In 1997, the band unleashed a thrilling, sweeping, swirling, psychedelic, cinematic, heart-stomping monster called Ladies and Gentlemen We Are Floating in Space, which belongs in any serious conversation about ‘90s desert-island discs.
High on that success – among many other things – Pierce fired the rest of the band and recruited 128 new musicians for the overblown, eerily vacuous Let It Come Down. That gave his next record, Amazing Grace, a lot to live up to, which it did, mostly by not trying. It’s anchored in gospel and soul influences, of which “She Kissed Me,” the lead single, is not representative.
Spiritualized has a self-plagiarism habit that’s either archly provocative or shamelessly lazy, depending on whether your love or hate is ascendant. (It’s a trip when people at shows applaud wildly for the new stuff until they realize it’s not the old stuff.) This one is a rip on Ladies and Gentlemen’s “Electricity” that’s loud, crunchy, sleazy, and right in Pierce’s lane. Like its inspiration, “She Kissed Me” makes a hell of a racket and gets excited without losing its morbid irony.

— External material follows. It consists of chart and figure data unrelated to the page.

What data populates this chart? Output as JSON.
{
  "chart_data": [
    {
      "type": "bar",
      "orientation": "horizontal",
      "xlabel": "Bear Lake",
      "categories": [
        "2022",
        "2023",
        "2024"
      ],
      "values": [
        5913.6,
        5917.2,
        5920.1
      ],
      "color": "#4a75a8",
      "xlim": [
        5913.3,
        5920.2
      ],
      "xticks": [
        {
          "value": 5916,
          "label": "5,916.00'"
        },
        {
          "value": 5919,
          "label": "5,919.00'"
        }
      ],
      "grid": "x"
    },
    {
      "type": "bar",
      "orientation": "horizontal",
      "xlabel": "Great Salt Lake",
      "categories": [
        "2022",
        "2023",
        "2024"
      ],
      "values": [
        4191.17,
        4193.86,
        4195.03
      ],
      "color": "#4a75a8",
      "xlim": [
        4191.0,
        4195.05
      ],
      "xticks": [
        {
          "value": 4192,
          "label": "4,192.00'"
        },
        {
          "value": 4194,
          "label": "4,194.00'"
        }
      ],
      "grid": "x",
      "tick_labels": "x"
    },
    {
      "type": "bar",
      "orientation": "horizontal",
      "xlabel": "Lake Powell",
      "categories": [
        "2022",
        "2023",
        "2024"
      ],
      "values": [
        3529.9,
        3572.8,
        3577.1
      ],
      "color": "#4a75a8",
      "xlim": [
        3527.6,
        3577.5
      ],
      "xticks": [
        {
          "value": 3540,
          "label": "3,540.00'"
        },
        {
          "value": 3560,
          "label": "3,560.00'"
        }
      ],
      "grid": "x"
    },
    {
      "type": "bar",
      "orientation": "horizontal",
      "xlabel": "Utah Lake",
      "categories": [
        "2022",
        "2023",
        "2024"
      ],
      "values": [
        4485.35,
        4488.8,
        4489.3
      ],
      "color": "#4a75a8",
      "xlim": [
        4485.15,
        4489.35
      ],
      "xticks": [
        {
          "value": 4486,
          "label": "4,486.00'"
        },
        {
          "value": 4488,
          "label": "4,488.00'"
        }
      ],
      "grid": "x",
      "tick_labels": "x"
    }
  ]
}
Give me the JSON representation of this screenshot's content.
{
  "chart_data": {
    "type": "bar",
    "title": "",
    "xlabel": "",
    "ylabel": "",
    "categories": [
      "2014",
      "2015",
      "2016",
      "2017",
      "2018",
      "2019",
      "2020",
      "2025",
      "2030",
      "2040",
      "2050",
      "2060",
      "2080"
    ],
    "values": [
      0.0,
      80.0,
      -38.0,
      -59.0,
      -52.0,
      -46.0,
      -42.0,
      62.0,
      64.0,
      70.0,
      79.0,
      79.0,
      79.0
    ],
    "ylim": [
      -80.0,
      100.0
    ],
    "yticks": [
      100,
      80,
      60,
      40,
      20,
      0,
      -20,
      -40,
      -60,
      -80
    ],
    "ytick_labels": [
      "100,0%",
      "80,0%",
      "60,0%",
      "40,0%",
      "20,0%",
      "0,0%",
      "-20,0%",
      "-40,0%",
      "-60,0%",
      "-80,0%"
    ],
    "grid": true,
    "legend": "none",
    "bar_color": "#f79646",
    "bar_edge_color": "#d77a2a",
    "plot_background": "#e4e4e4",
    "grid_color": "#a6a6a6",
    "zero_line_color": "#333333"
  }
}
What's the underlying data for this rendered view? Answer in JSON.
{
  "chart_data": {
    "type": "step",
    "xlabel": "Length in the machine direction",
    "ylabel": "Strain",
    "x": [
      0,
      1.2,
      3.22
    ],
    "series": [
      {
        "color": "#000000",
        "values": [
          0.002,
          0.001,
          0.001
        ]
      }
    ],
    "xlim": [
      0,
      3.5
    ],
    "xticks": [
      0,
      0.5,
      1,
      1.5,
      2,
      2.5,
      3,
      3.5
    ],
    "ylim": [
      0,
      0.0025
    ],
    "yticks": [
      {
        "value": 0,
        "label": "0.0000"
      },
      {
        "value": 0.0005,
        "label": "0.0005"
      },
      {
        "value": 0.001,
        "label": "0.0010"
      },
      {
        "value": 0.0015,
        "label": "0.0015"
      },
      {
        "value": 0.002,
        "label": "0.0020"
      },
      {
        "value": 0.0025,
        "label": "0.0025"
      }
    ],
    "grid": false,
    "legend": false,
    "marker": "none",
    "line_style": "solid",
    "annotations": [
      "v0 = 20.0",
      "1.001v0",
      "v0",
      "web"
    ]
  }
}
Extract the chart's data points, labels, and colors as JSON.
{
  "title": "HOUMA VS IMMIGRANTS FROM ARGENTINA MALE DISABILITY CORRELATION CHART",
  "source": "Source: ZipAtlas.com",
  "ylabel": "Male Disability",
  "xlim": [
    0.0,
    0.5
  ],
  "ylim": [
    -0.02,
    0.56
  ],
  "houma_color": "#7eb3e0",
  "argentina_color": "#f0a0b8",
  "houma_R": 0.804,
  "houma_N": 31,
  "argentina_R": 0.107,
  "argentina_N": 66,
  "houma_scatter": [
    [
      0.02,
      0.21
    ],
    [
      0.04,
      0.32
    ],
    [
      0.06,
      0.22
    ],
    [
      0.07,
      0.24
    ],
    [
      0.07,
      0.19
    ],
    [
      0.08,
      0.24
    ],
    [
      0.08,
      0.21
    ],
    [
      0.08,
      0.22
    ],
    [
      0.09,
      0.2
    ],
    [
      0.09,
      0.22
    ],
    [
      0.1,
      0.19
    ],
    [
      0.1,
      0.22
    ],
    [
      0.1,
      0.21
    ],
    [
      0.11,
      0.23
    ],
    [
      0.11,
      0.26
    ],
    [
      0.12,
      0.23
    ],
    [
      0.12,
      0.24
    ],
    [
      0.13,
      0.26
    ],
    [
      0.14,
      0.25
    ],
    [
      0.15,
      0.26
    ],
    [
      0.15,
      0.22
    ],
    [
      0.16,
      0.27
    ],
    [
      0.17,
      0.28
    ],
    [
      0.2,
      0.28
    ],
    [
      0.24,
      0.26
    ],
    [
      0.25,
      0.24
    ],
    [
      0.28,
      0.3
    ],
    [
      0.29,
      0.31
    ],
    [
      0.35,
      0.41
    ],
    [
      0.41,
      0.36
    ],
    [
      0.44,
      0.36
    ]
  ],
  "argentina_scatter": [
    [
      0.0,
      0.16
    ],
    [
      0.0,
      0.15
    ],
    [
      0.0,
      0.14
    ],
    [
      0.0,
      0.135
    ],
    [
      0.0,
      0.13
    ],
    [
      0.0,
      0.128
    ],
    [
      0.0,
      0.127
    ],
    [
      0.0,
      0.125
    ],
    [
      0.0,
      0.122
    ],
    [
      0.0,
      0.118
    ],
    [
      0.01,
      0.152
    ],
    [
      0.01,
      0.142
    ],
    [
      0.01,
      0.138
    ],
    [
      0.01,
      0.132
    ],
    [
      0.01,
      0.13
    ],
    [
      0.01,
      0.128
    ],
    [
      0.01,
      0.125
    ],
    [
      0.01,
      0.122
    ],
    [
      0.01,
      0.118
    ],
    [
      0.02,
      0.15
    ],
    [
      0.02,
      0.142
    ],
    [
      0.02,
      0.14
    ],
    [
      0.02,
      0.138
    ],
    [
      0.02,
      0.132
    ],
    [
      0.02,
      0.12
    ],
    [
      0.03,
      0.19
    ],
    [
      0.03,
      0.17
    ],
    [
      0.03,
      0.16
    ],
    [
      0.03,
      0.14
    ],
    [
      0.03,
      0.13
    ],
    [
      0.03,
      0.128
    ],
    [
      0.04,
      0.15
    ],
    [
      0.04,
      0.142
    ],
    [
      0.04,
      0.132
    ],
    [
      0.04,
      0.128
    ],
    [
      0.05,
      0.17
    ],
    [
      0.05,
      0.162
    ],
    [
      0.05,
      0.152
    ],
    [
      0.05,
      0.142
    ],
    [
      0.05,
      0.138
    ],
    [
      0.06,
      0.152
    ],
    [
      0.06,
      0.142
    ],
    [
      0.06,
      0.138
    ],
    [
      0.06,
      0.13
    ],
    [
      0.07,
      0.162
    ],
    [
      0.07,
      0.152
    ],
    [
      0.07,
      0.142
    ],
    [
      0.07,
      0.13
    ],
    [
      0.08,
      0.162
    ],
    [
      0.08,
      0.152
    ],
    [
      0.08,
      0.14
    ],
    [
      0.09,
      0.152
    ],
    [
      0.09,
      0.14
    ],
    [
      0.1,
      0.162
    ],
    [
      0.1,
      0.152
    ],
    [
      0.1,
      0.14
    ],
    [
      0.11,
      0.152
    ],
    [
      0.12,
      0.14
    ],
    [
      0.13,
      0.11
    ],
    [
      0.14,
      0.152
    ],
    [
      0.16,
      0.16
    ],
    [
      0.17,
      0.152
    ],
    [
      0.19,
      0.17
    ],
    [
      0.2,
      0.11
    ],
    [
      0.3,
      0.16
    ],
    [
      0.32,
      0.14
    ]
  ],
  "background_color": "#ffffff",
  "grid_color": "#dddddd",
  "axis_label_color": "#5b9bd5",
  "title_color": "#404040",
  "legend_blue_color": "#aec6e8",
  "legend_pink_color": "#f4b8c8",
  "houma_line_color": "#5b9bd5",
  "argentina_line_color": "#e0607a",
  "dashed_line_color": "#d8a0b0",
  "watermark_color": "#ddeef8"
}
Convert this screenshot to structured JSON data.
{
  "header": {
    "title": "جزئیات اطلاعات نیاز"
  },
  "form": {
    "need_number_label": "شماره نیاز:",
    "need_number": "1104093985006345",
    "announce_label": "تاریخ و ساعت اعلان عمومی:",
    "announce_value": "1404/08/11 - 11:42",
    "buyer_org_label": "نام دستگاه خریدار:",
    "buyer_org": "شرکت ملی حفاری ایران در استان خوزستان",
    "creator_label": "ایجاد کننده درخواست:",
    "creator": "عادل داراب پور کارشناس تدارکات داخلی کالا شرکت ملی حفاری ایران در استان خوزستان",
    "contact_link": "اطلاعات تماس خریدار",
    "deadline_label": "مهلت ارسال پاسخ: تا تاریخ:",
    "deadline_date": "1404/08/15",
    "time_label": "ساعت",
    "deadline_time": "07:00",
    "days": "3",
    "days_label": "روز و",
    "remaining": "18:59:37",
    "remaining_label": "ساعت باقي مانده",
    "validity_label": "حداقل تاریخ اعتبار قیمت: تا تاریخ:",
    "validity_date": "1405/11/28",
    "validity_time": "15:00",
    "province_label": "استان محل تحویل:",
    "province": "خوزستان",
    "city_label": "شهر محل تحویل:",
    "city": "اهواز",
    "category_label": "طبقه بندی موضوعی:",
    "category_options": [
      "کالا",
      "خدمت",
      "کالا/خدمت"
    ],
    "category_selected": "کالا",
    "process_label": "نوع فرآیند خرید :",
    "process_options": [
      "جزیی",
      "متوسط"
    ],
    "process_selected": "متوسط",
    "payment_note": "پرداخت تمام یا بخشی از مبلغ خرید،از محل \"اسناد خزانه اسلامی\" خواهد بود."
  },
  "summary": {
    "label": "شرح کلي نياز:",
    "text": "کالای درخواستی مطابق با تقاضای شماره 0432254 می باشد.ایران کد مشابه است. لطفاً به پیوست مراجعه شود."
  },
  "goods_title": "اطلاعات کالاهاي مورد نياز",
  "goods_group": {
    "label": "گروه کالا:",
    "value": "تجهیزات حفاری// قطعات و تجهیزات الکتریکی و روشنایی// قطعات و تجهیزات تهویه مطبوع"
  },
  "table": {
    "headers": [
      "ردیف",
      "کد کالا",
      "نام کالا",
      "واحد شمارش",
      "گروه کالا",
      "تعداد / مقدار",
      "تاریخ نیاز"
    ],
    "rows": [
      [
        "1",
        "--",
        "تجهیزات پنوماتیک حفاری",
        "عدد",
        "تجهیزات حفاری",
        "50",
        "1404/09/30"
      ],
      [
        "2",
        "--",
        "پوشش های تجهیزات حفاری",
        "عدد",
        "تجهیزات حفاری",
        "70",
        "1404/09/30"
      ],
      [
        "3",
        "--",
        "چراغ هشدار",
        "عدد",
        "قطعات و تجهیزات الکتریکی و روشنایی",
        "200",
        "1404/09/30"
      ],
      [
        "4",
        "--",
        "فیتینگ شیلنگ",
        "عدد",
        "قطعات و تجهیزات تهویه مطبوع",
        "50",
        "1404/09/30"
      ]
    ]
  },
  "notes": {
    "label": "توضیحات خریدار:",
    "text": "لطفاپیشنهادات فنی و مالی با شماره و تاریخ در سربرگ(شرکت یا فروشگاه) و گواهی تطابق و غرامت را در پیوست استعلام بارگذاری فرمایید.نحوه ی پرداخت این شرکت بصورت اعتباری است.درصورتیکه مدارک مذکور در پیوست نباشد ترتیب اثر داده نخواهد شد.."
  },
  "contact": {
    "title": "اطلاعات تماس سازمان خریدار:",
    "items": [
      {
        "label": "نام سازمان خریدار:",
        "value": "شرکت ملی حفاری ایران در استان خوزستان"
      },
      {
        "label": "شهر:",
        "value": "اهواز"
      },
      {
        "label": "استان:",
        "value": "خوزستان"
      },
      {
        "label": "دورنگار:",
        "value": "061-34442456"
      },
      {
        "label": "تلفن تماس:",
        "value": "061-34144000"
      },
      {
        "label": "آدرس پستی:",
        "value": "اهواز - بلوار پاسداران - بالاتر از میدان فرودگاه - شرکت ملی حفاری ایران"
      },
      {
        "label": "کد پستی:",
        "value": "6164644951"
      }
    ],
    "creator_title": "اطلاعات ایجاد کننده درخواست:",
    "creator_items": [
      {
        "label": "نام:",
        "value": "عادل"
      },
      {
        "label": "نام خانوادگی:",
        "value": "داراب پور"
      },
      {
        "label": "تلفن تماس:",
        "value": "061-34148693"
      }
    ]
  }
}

“Gonna shoot it up and get real high / Got a feeling it ain’t gonna die / Gonna fuck it up and mess around / Got a feeling it ain’t coming down.” This is the gallows humor of the addict. We know damned well we’re coming down, and the truth is, gradually and then suddenly, we become miserable wrecks when we’re high, too.
The compulsive re-dosing and full-spectrum self-sabotage of full-tilt addiction have more to do with a terror of returning to baseline, which, in part because of the addiction, has become untenable, unbearable, and a horror even to think about. (If you’re druggin’ under prohibition and you’re not a trust-fund brat like Bill Burroughs, your shit is probably cut with fentanyl, rat poison, or literal shit, none of which are known to help with emotional regulation.)
“She Kissed Me (and It Felt Like a Hit)” is a crunchy, meticulously chaotic-sounding garage-rock throwback rave-up that captures the fleeting thrill of finding a foreign influence that brings out your favorite parts of yourself you’re unwilling to admit to yourself you have in you. It’s nothing profound or complex, but it’s fun as hell (for now!), and its hallucinatory energy and widescreen wall of noise mark it as vintage Spiritualized.
It’s also so similar to Maitreya’s “She Kissed Me” that this one is honestly a coin-flip for me. I’m giving it to Maitreya, if only because Spiritualized made much better stuff, and also because of the thousands of lives that will be improved through the second-order effects of the volcanic orgasms Maitreya experiences when he hears the sound of his own voice.
Home-study essay questions (Pick One):
- Is egomania an impediment to the expression of genius, a necessary precondition, neither, or both?
- Why climb the highest mountain when you can take a helicopter?
- Are you ever going to shut up and kiss me, you fool?